Flink狀態(tài)管理和恢復(fù)機(jī)制

0.問題

1、什么是狀態(tài)?
2、Flink狀態(tài)類型有哪幾種?
3、狀態(tài)有什么作用?
4、如何使用狀態(tài),實(shí)現(xiàn)什么樣的API?
5、什么是checkpoint與savepoint?
6、如何使用checkpoint與savepoint?
7、checkpoint原理是什么?
8、checkpint存儲(chǔ)到hdfs上又是什么意思?

1.狀態(tài)

1.0 作用

<1> 增量計(jì)算
聚合操作、機(jī)器學(xué)習(xí)訓(xùn)練模型迭代運(yùn)算時(shí)保存當(dāng)前模型等等
<2> 容錯(cuò)
Job故障重啟、升級(jí)

1.1 基本介紹

定義:某task或者operator在某一時(shí)刻的在內(nèi)存中的狀態(tài)。
而checkpoint是,對(duì)于這個(gè)中間結(jié)果進(jìn)行一次快照。
作用:State是可以被記錄的,在失敗的情況下可以恢復(fù)。
checkpoint則表示了一個(gè)Flink Job,在一個(gè)特定時(shí)刻的一份全局狀態(tài)快照,即包含了一個(gè)job下所有task/operator某時(shí)刻的狀態(tài)。

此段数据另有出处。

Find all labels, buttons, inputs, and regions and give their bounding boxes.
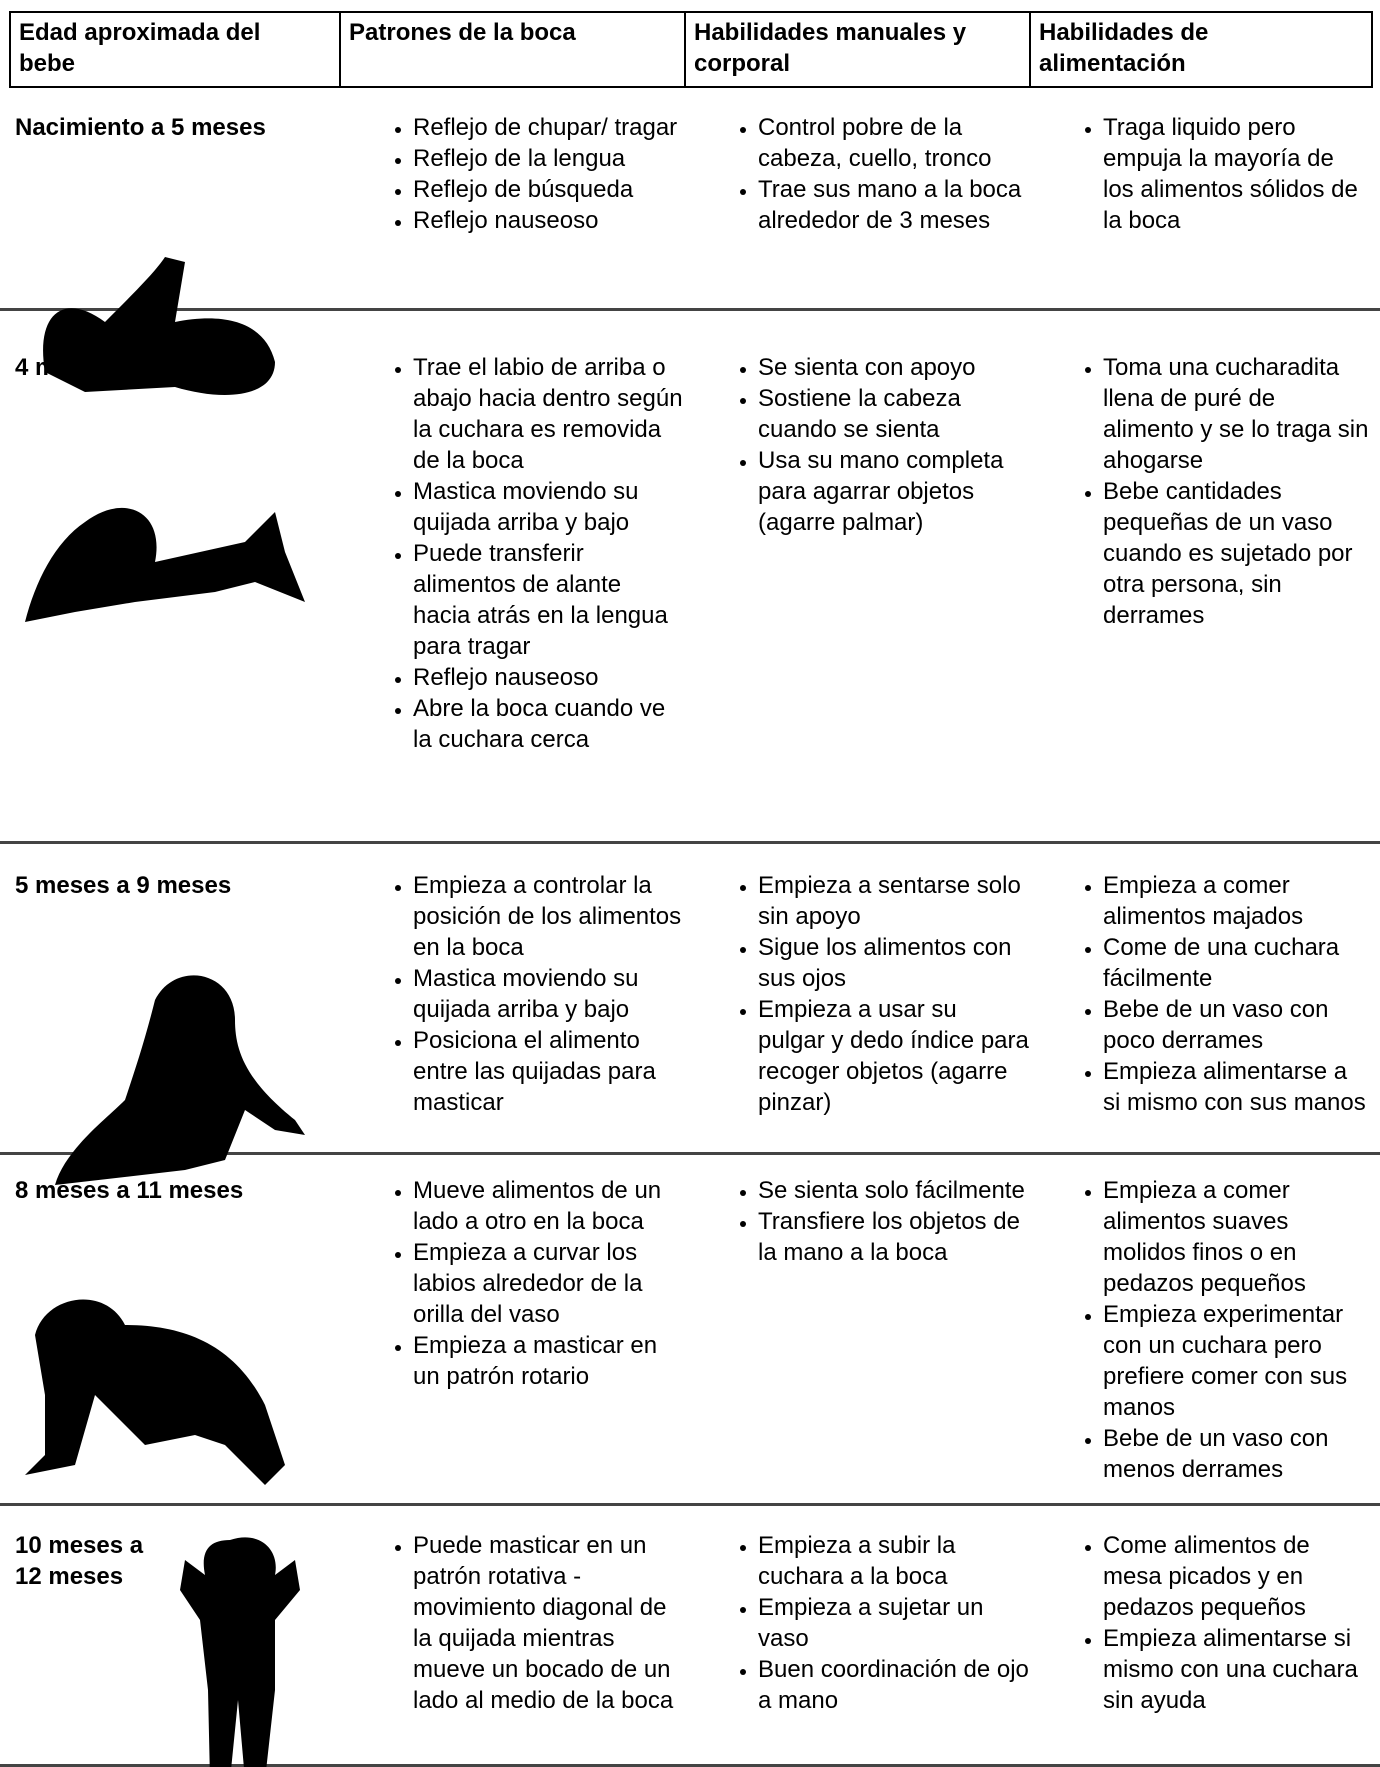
age-label: 8 meses a 11 meses — [15, 1177, 244, 1204]
list-item: Puede masticar en un patrón rotativa - m… — [413, 1530, 684, 1716]
list-item: Trae sus mano a la boca alrededor de 3 m… — [758, 174, 1029, 236]
baby-silhouette — [43, 257, 275, 395]
mouth-list: Trae el labio de arriba o abajo hacia de… — [355, 352, 684, 755]
list-item: Posiciona el alimento entre las quijadas… — [413, 1025, 684, 1118]
silhouette-shape — [55, 975, 305, 1185]
list-item: Empieza alimentarse si mismo con una cuc… — [1103, 1623, 1371, 1716]
list-item: Empieza a controlar la posición de los a… — [413, 870, 684, 963]
manual-list: Se sienta solo fácilmenteTransfiere los … — [700, 1175, 1029, 1268]
silhouette-shape — [25, 507, 305, 622]
baby-silhouette — [25, 507, 305, 622]
list-item: Empieza experimentar con un cuchara pero… — [1103, 1299, 1371, 1423]
mouth-list: Mueve alimentos de un lado a otro en la … — [355, 1175, 684, 1392]
baby-silhouette — [25, 1299, 285, 1485]
header-cell: Habilidades manuales y corporal — [684, 11, 1031, 88]
baby-silhouette — [55, 975, 305, 1185]
mouth-list: Puede masticar en un patrón rotativa - m… — [355, 1530, 684, 1716]
list-item: Traga liquido pero empuja la mayoría de … — [1103, 112, 1371, 236]
list-item: Reflejo nauseoso — [413, 662, 684, 693]
mouth-list: Reflejo de chupar/ tragarReflejo de la l… — [355, 112, 684, 236]
list-item: Control pobre de la cabeza, cuello, tron… — [758, 112, 1029, 174]
row-separator — [0, 1152, 1380, 1155]
row-separator — [0, 841, 1380, 844]
row-separator — [0, 1764, 1380, 1767]
mouth-list: Empieza a controlar la posición de los a… — [355, 870, 684, 1118]
feeding-list: Come alimentos de mesa picados y en peda… — [1045, 1530, 1371, 1716]
list-item: Bebe cantidades pequeñas de un vaso cuan… — [1103, 476, 1371, 631]
list-item: Sigue los alimentos con sus ojos — [758, 932, 1029, 994]
list-item: Buen coordinación de ojo a mano — [758, 1654, 1029, 1716]
feeding-list: Traga liquido pero empuja la mayoría de … — [1045, 112, 1371, 236]
list-item: Empieza a curvar los labios alrededor de… — [413, 1237, 684, 1330]
list-item: Empieza a subir la cuchara a la boca — [758, 1530, 1029, 1592]
header-cell: Habilidades de alimentación — [1029, 11, 1373, 88]
age-label: 5 meses a 9 meses — [15, 872, 232, 899]
baby-silhouette — [180, 1537, 300, 1767]
silhouette-shape — [25, 1299, 285, 1485]
list-item: Abre la boca cuando ve la cuchara cerca — [413, 693, 684, 755]
age-label: 4 meses a 6 meses — [15, 354, 232, 381]
list-item: Empieza a sujetar un vaso — [758, 1592, 1029, 1654]
list-item: Puede transferir alimentos de alante hac… — [413, 538, 684, 662]
list-item: Come de una cuchara fácilmente — [1103, 932, 1371, 994]
silhouette-shape — [180, 1537, 300, 1767]
list-item: Reflejo de búsqueda — [413, 174, 684, 205]
age-label: 10 meses a 12 meses — [15, 1532, 144, 1590]
list-item: Empieza a usar su pulgar y dedo índice p… — [758, 994, 1029, 1118]
list-item: Come alimentos de mesa picados y en peda… — [1103, 1530, 1371, 1623]
feeding-list: Toma una cucharadita llena de puré de al… — [1045, 352, 1371, 631]
list-item: Sostiene la cabeza cuando se sienta — [758, 383, 1029, 445]
list-item: Bebe de un vaso con menos derrames — [1103, 1423, 1371, 1485]
age-label: Nacimiento a 5 meses — [15, 114, 266, 141]
list-item: Trae el labio de arriba o abajo hacia de… — [413, 352, 684, 476]
feeding-list: Empieza a comer alimentos majadosCome de… — [1045, 870, 1371, 1118]
manual-list: Empieza a subir la cuchara a la bocaEmpi… — [700, 1530, 1029, 1716]
list-item: Empieza a sentarse solo sin apoyo — [758, 870, 1029, 932]
list-item: Mueve alimentos de un lado a otro en la … — [413, 1175, 684, 1237]
list-item: Reflejo nauseoso — [413, 205, 684, 236]
list-item: Empieza alimentarse a si mismo con sus m… — [1103, 1056, 1371, 1118]
list-item: Transfiere los objetos de la mano a la b… — [758, 1206, 1029, 1268]
list-item: Bebe de un vaso con poco derrames — [1103, 994, 1371, 1056]
row-separator — [0, 308, 1380, 311]
list-item: Toma una cucharadita llena de puré de al… — [1103, 352, 1371, 476]
list-item: Se sienta con apoyo — [758, 352, 1029, 383]
manual-list: Control pobre de la cabeza, cuello, tron… — [700, 112, 1029, 236]
list-item: Empieza a comer alimentos majados — [1103, 870, 1371, 932]
list-item: Usa su mano completa para agarrar objeto… — [758, 445, 1029, 538]
list-item: Empieza a masticar en un patrón rotario — [413, 1330, 684, 1392]
list-item: Mastica moviendo su quijada arriba y baj… — [413, 963, 684, 1025]
list-item: Se sienta solo fácilmente — [758, 1175, 1029, 1206]
header-cell: Edad aproximada del bebe — [9, 11, 341, 88]
list-item: Reflejo de chupar/ tragar — [413, 112, 684, 143]
header-cell: Patrones de la boca — [339, 11, 686, 88]
row-separator — [0, 1503, 1380, 1506]
manual-list: Empieza a sentarse solo sin apoyoSigue l… — [700, 870, 1029, 1118]
silhouette-shape — [43, 257, 275, 395]
list-item: Empieza a comer alimentos suaves molidos… — [1103, 1175, 1371, 1299]
manual-list: Se sienta con apoyoSostiene la cabeza cu… — [700, 352, 1029, 538]
list-item: Mastica moviendo su quijada arriba y baj… — [413, 476, 684, 538]
list-item: Reflejo de la lengua — [413, 143, 684, 174]
feeding-list: Empieza a comer alimentos suaves molidos… — [1045, 1175, 1371, 1485]
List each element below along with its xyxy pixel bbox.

比如任務(wù)掛掉的時(shí)候或被手動(dòng)停止的時(shí)候,可以從掛掉的點(diǎn)重新繼續(xù)消費(fèi)。
基本類型:Operator state、Keyed state
特殊的 Broadcast State
適用場(chǎng)景:
增量計(jì)算:
<1>聚合操作
<2>機(jī)器學(xué)習(xí)訓(xùn)練模型迭代運(yùn)算時(shí)保存當(dāng)前模型
等等
容錯(cuò):
Job故障重啟

使用狀態(tài),必須使用RichFunction,因?yàn)闋顟B(tài)是使用RuntimeContext訪問的,只能在RichFunction中訪問

1.2 案例介紹

假設(shè)現(xiàn)在存在輸入源數(shù)據(jù)格式為(EventID,Value)
輸出數(shù)據(jù),直接flatMap即可,無狀態(tài)。
如果要輸出某EventID最大值/最小值等,HashMap是否可以?
程序一旦Crash,如何恢復(fù)?

答案:Flink提供了一套狀態(tài)保存的方法,不需要借助第三方存儲(chǔ)系統(tǒng)來解決狀態(tài)存儲(chǔ)問題。

1.3 State類型

1.3.1 Operator State

Operator State跟一個(gè)特定operator的一個(gè)并發(fā)實(shí)例綁定,整個(gè)operator只對(duì)應(yīng)一個(gè)state。相比較而言,在一個(gè)operator上,可能有很多個(gè)key,從而對(duì)應(yīng)多個(gè)keyed state。
所以一個(gè)并行度為4的source,即有4個(gè)實(shí)例,那么就會(huì)有4個(gè)狀態(tài)

舉例:Flink中的Kafka Connector,就使用了operator state。有幾個(gè)并行度,就會(huì)有幾個(gè)connector實(shí)例,消費(fèi)的分區(qū)不一樣,它會(huì)在每個(gè)connector實(shí)例中,保存該實(shí)例中消費(fèi)topic的所有(partition,offset)映射。


image.png

數(shù)據(jù)結(jié)構(gòu):ListState<T>

一般編碼過程:實(shí)現(xiàn)CheckpointedFunction接口,必須實(shí)現(xiàn)兩個(gè)函數(shù),分別是:
initializeState和snapshotState

如何保存狀態(tài)?
通常是定義一個(gè)private transient ListState<Long> checkPointList;

注意:使用Operator State最好不要在keyBy之后使用,另外不要將太大的state存放到這個(gè)里面。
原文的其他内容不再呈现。